Теперь человек в застиранной защитной футболке, весьма смахивавший на непьющего алкоголика (если они вообще бывают в природе), предлагал ему решиться и стать рыцарем. На исходе двадцатого века.
"Я прямо так и вижу эту картину: пишу заявление об увольнении по собственному желанию, получаю на руки трудовую книжку, приношу ее Пинту, и он, любовно подышав на резиновую печать, ставит в графе "занимаемая должность" – "странствующий рыцарь". Бред! Неужели сумасшествие – настолько заразная штука?".
С другой стороны, перед его мысленным взором вставали одна за другой картины прошедших дней.
"Сколько их всего? Сколько всего девушек, у которых в личных делах не хватает одной фотографии?".
"Двенадцать!".
"VIRGO!".
"Все они – девственницы, и это – самое важное".
Одиннадцать фигур в белом вкруг дымящего костра, и двенадцатая – в седле позади рыцаря.
ТЕТРАДЬ!!! Тетрадь, лежащая в суме Гильома Каля, и тетрадь, лежащая на столе Пинта.
Разрезанная подушка, загадочным образом исчезнувший труп ("если он вообще был"), дыра в половице, формой весьма напоминающая след от большого тесака с широким лезвием…
"О нет! Пожалуйста, не надо! – взмолился Стратонов. – Еще немного – и я сойду с ума!".
Он схватился за голову.
– Оскар… Карлович… Я пока не готов воспринимать все это… Все это, знаете, как-то…
Голова болела и кружилась. Наверное, то же самое чувствовал спешно вызванный из отпуска Климов, но по другой причине. Евгений вспомнил про старшего опера и назначенную с ним встречу.
Он посмотрел на часы. Без четверти двенадцать.
Странно… Ему казалось, что ВСЕ ЭТО продолжалось несколько часов.
– Мне надо идти, – сказал Стратонов. – Надо заниматься этим делом. Вечером… – он прикинул, сможет ли быть с Пинтом достаточно откровенным. – Наверное, вечером я узнаю что-нибудь новое и смогу кое-что вам рассказать.

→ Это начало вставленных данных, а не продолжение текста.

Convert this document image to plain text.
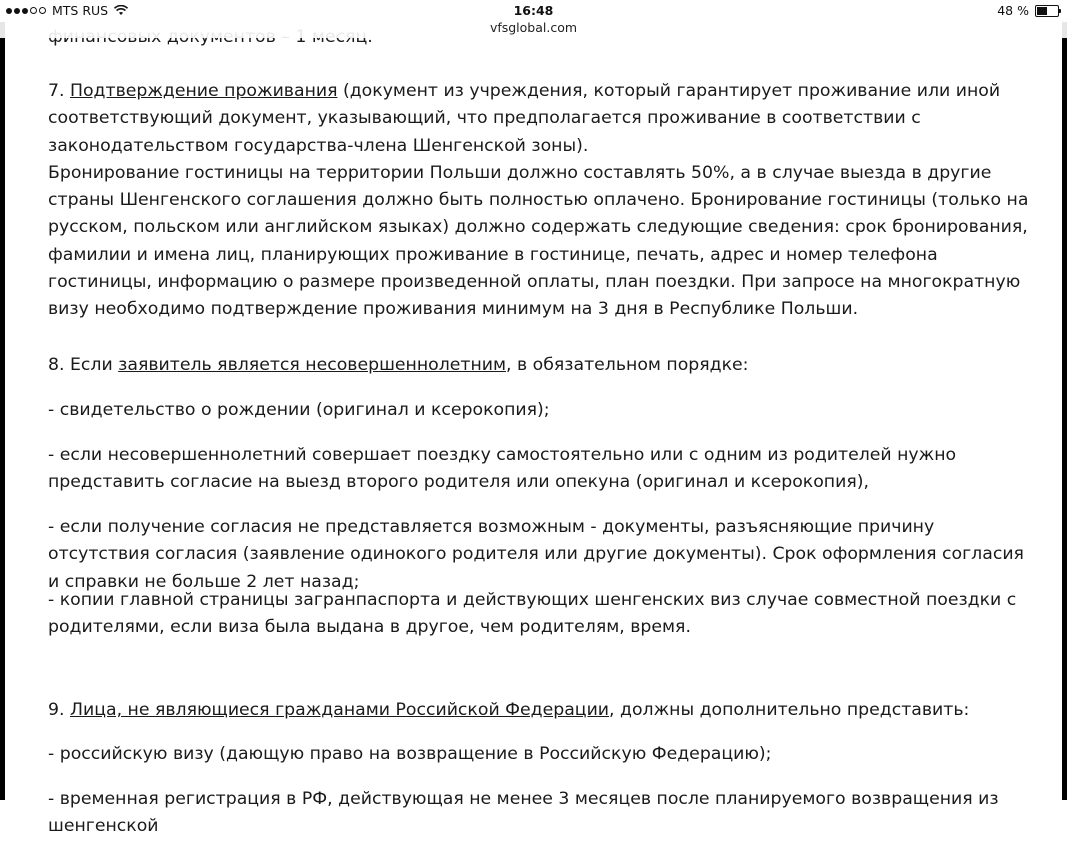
7. Подтверждение проживания (документ из учреждения, который гарантирует проживание или иной соответствующий документ, указывающий, что предполагается проживание в соответствии с законодательством государства-члена Шенгенской зоны).
Бронирование гостиницы на территории Польши должно составлять 50%, а в случае выезда в другие страны Шенгенского соглашения должно быть полностью оплачено. Бронирование гостиницы (только на русском, польском или английском языках) должно содержать следующие сведения: срок бронирования, фамилии и имена лиц, планирующих проживание в гостинице, печать, адрес и номер телефона гостиницы, информацию о размере произведенной оплаты, план поездки. При запросе на многократную визу необходимо подтверждение проживания минимум на 3 дня в Республике Польши.

8. Если заявитель является несовершеннолетним, в обязательном порядке:

- свидетельство о рождении (оригинал и ксерокопия);

- если несовершеннолетний совершает поездку самостоятельно или с одним из родителей нужно представить согласие на выезд второго родителя или опекуна (оригинал и ксерокопия),

- если получение согласия не представляется возможным - документы, разъясняющие причину отсутствия согласия (заявление одинокого родителя или другие документы). Срок оформления согласия и справки не больше 2 лет назад;

- копии главной страницы загранпаспорта и действующих шенгенских виз случае совместной поездки с родителями, если виза была выдана в другое, чем родителям, время.

9. Лица, не являющиеся гражданами Российской Федерации, должны дополнительно представить:

- российскую визу (дающую право на возвращение в Российскую Федерацию);

- временная регистрация в РФ, действующая не менее 3 месяцев после планируемого возвращения из шенгенской

MTS RUS	16:48	48 %
vfsglobal.com
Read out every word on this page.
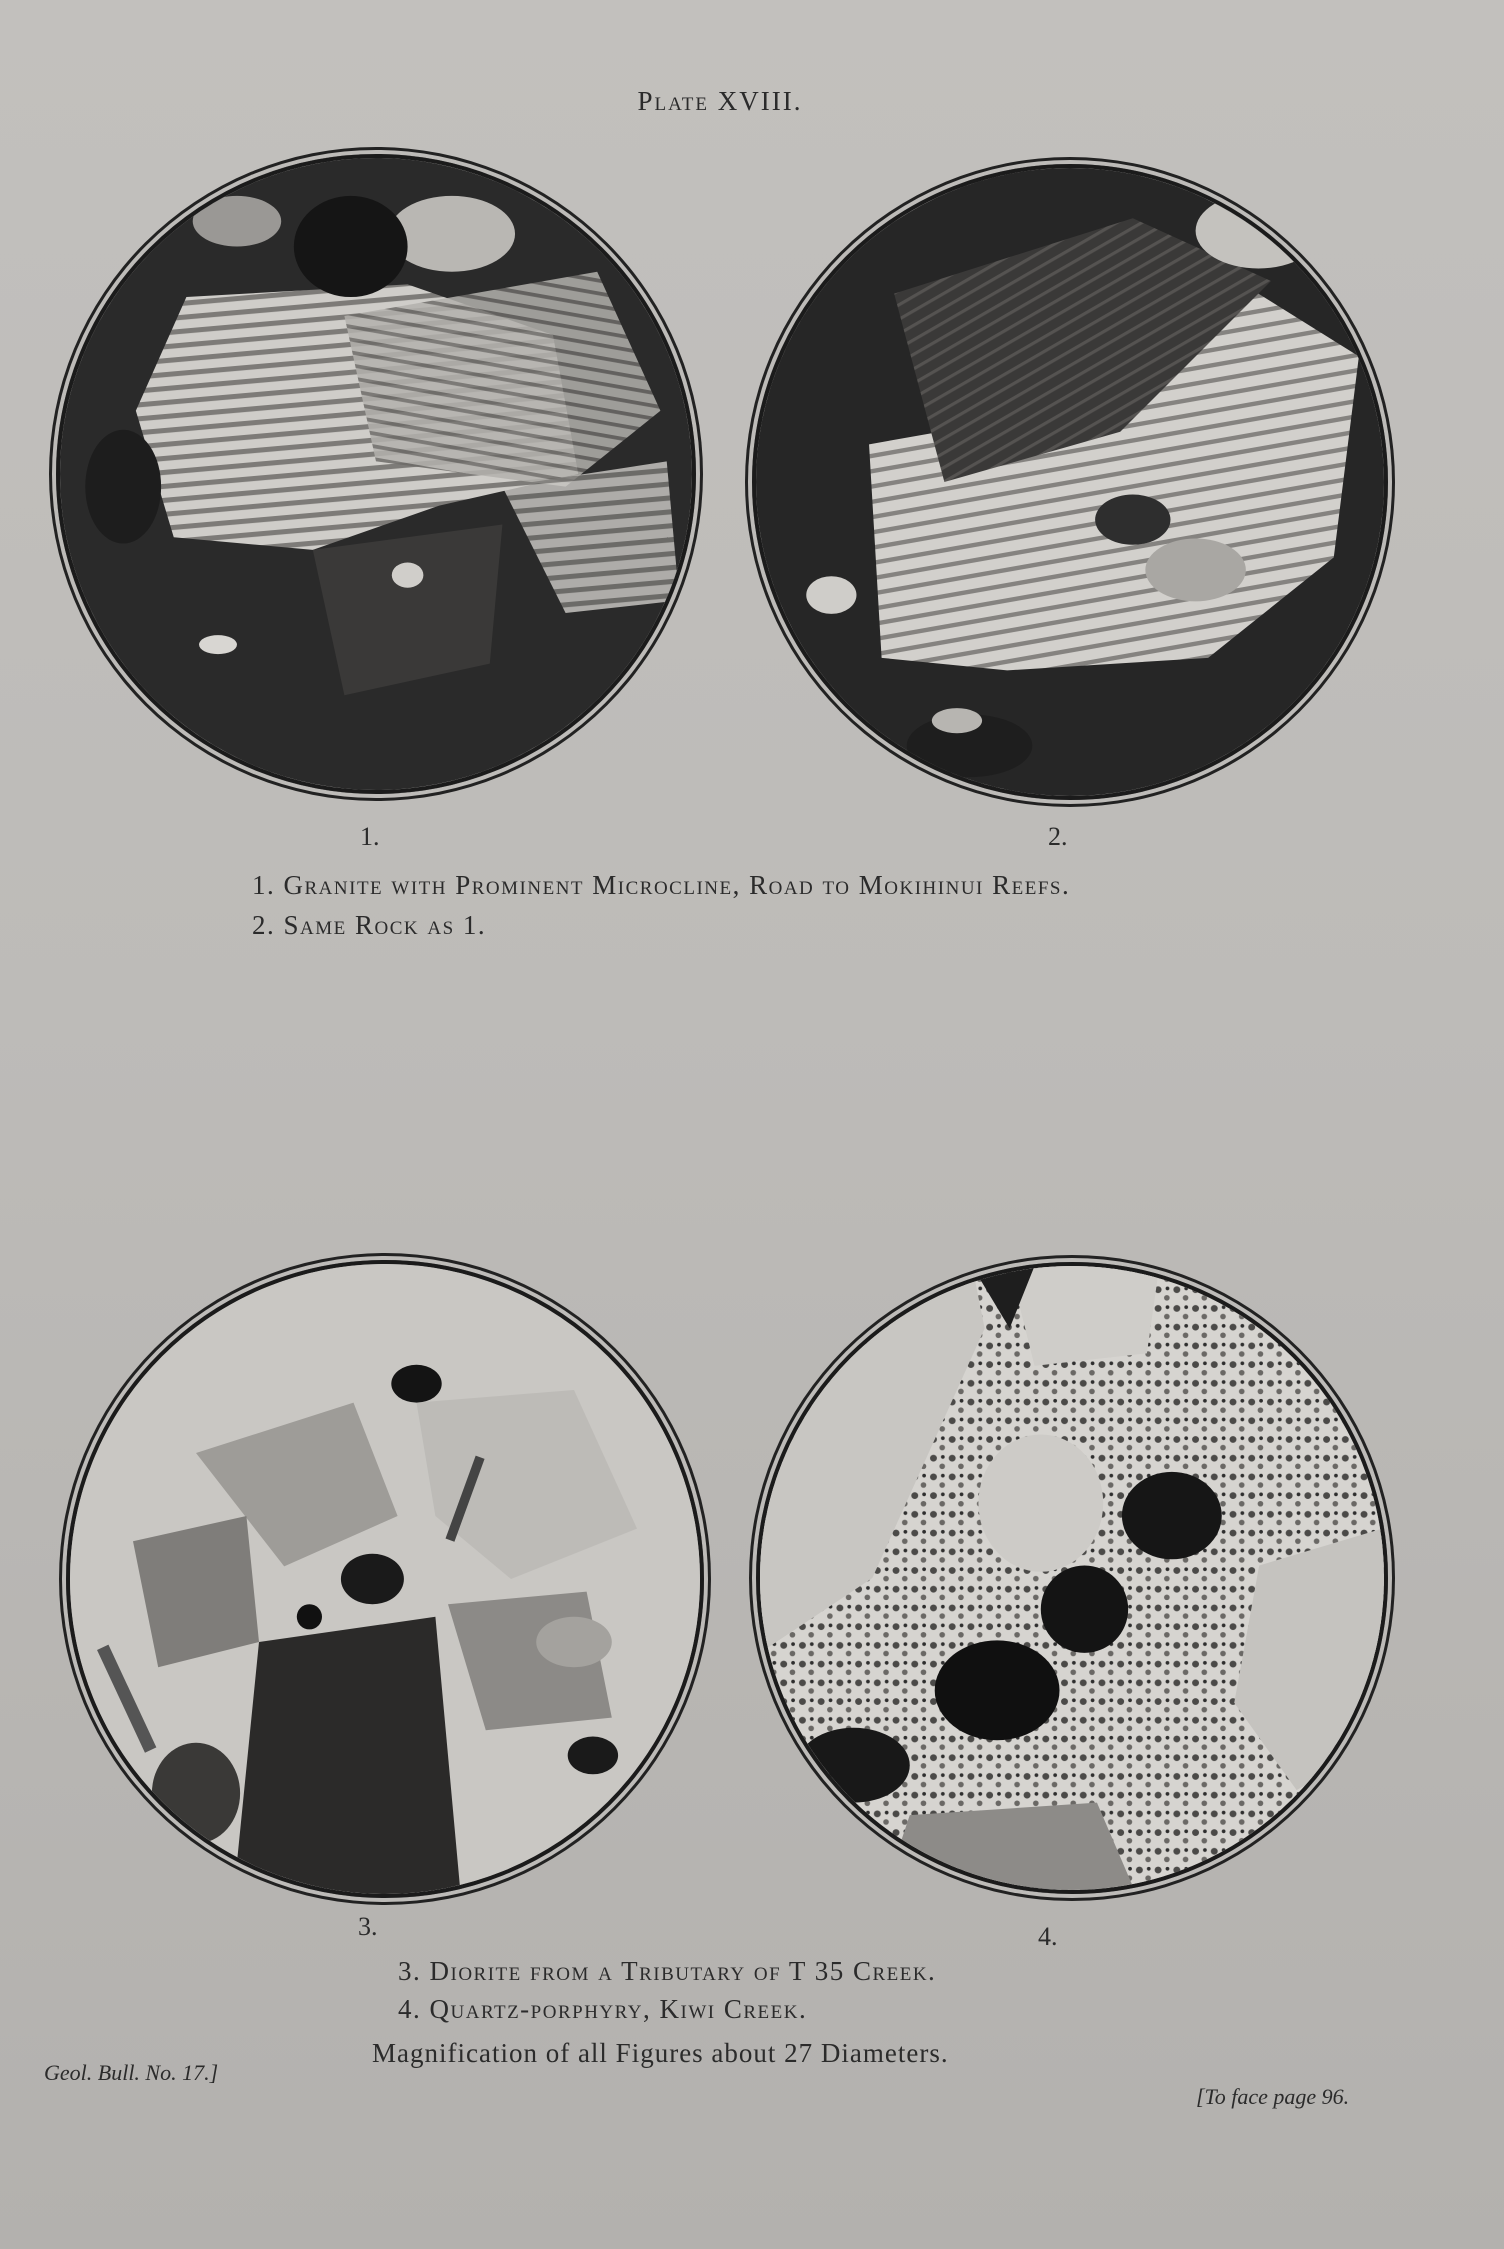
Plate XVIII.
1.	2.
1. Granite with Prominent Microcline, Road to Mokihinui Reefs.
2. Same Rock as 1.
3.	4.
3. Diorite from a Tributary of T 35 Creek.
4. Quartz-porphyry, Kiwi Creek.
Magnification of all Figures about 27 Diameters.
Geol. Bull. No. 17.]
[To face page 96.
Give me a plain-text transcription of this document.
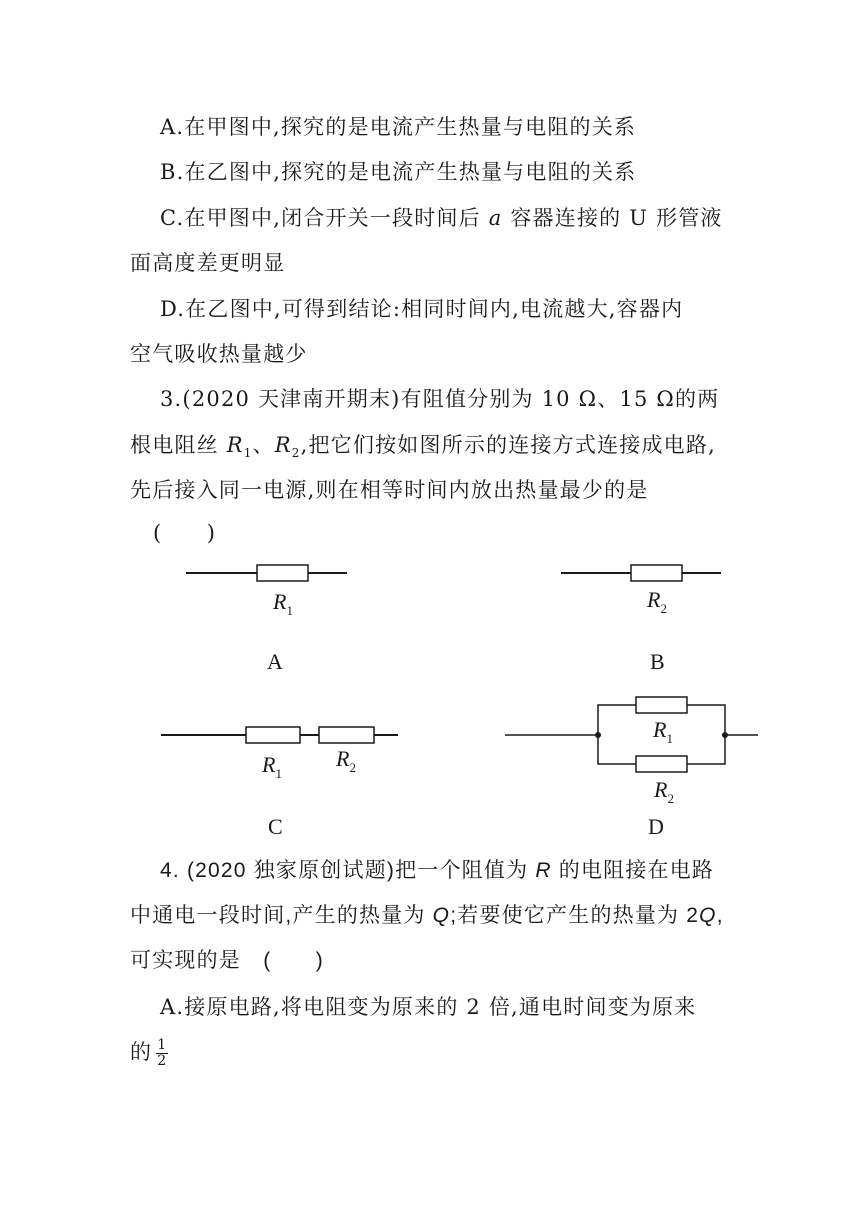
A.在甲图中,探究的是电流产生热量与电阻的关系

B.在乙图中,探究的是电流产生热量与电阻的关系

C.在甲图中,闭合开关一段时间后 a 容器连接的 U 形管液

面高度差更明显

D.在乙图中,可得到结论:相同时间内,电流越大,容器内

空气吸收热量越少

3.(2020 天津南开期末)有阻值分别为 10 Ω、15 Ω的两

根电阻丝 $R_1$、$R_2$,把它们按如图所示的连接方式连接成电路,

先后接入同一电源,则在相等时间内放出热量最少的是

(　　)

$R_1$
A
$R_2$
B
$R_1$
$R_2$
C
$R_1$
$R_2$
D

4. (2020 独家原创试题)把一个阻值为 R 的电阻接在电路

中通电一段时间,产生的热量为 Q;若要使它产生的热量为 2Q,

可实现的是　(　　)

A.接原电路,将电阻变为原来的 2 倍,通电时间变为原来

的 $\frac{1}{2}$
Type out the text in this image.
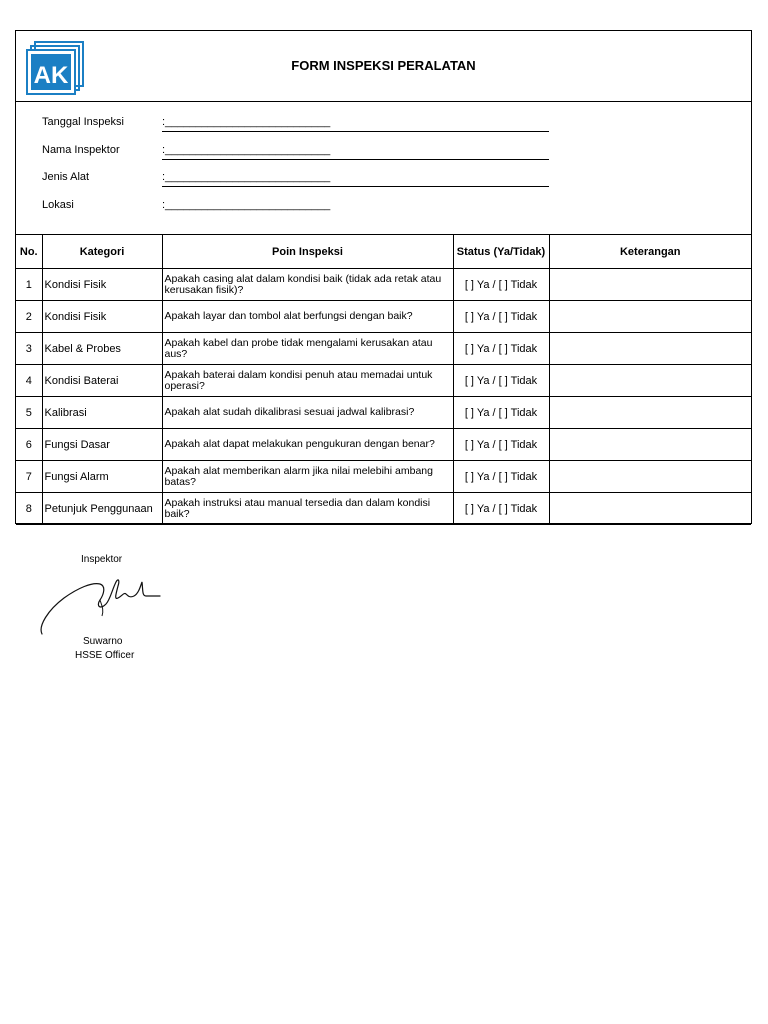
AK	FORM INSPEKSI PERALATAN
Tanggal Inspeksi	:___________________________
Nama Inspektor	:___________________________
Jenis Alat	:___________________________
Lokasi	:___________________________
No.	Kategori	Poin Inspeksi	Status (Ya/Tidak)	Keterangan
1	Kondisi Fisik	Apakah casing alat dalam kondisi baik (tidak ada retak atau kerusakan fisik)?	[ ] Ya / [ ] Tidak	
2	Kondisi Fisik	Apakah layar dan tombol alat berfungsi dengan baik?	[ ] Ya / [ ] Tidak	
3	Kabel & Probes	Apakah kabel dan probe tidak mengalami kerusakan atau aus?	[ ] Ya / [ ] Tidak	
4	Kondisi Baterai	Apakah baterai dalam kondisi penuh atau memadai untuk operasi?	[ ] Ya / [ ] Tidak	
5	Kalibrasi	Apakah alat sudah dikalibrasi sesuai jadwal kalibrasi?	[ ] Ya / [ ] Tidak	
6	Fungsi Dasar	Apakah alat dapat melakukan pengukuran dengan benar?	[ ] Ya / [ ] Tidak	
7	Fungsi Alarm	Apakah alat memberikan alarm jika nilai melebihi ambang batas?	[ ] Ya / [ ] Tidak	
8	Petunjuk Penggunaan	Apakah instruksi atau manual tersedia dan dalam kondisi baik?	[ ] Ya / [ ] Tidak	
Inspektor
Suwarno
HSSE Officer
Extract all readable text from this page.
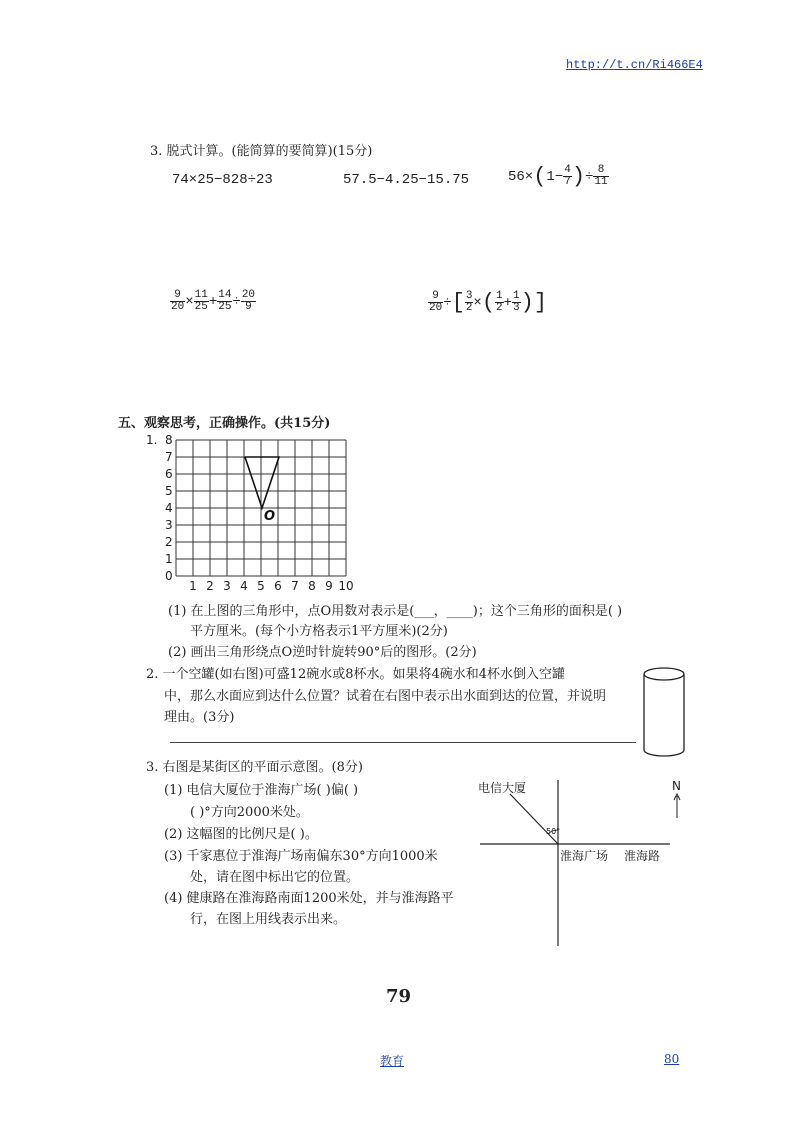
http://t.cn/Ri466E4
3. 脱式计算。(能简算的要简算)(15分)
74×25−828÷23	57.5−4.25−15.75	$56\times(1- \frac{4}{7}$ )÷ $\frac{8}{11}$
$\frac{9}{20} \times \frac{11}{25} + \frac{14}{25} \div \frac{20}{9}$	$\frac{9}{20}$ ÷[ $\frac{3}{2}$ ×( $\frac{1}{2} + \frac{1}{3}$ )]
五、观察思考，正确操作。(共15分)
1. 8
7
6
5
4
3
2
1
0
1 2 3 4 5 6 7 8 9 10
O
(1) 在上图的三角形中，点O用数对表示是(___，____)；这个三角形的面积是( )
平方厘米。(每个小方格表示1平方厘米)(2分)
(2) 画出三角形绕点O逆时针旋转90°后的图形。(2分)
2. 一个空罐(如右图)可盛12碗水或8杯水。如果将4碗水和4杯水倒入空罐
中，那么水面应到达什么位置？试着在右图中表示出水面到达的位置，并说明
理由。(3分)
3. 右图是某街区的平面示意图。(8分)
(1) 电信大厦位于淮海广场( )偏( )
( )°方向2000米处。
(2) 这幅图的比例尺是( )。
(3) 千家惠位于淮海广场南偏东30°方向1000米
处，请在图中标出它的位置。
(4) 健康路在淮海路南面1200米处，并与淮海路平
行，在图上用线表示出来。
电信大厦
50°
淮海广场 淮海路
N
79
教育	80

Пинт как-то подозрительно легко с ним согласился.
– Хорошо. Где мы встретимся?
– Хотите, я зайду к вам…
Пинт помотал головой.
– Это исключено. Я не могу здесь оставаться. Я готов подождать вашего решения до вечера, но не более того.
– Ладно. Что вы скажете насчет городского парка?
– Отличное местечко. Думаю, подойдет.
– Тогда в парке, неподалеку от входа, часиков этак… В семь. Как вам?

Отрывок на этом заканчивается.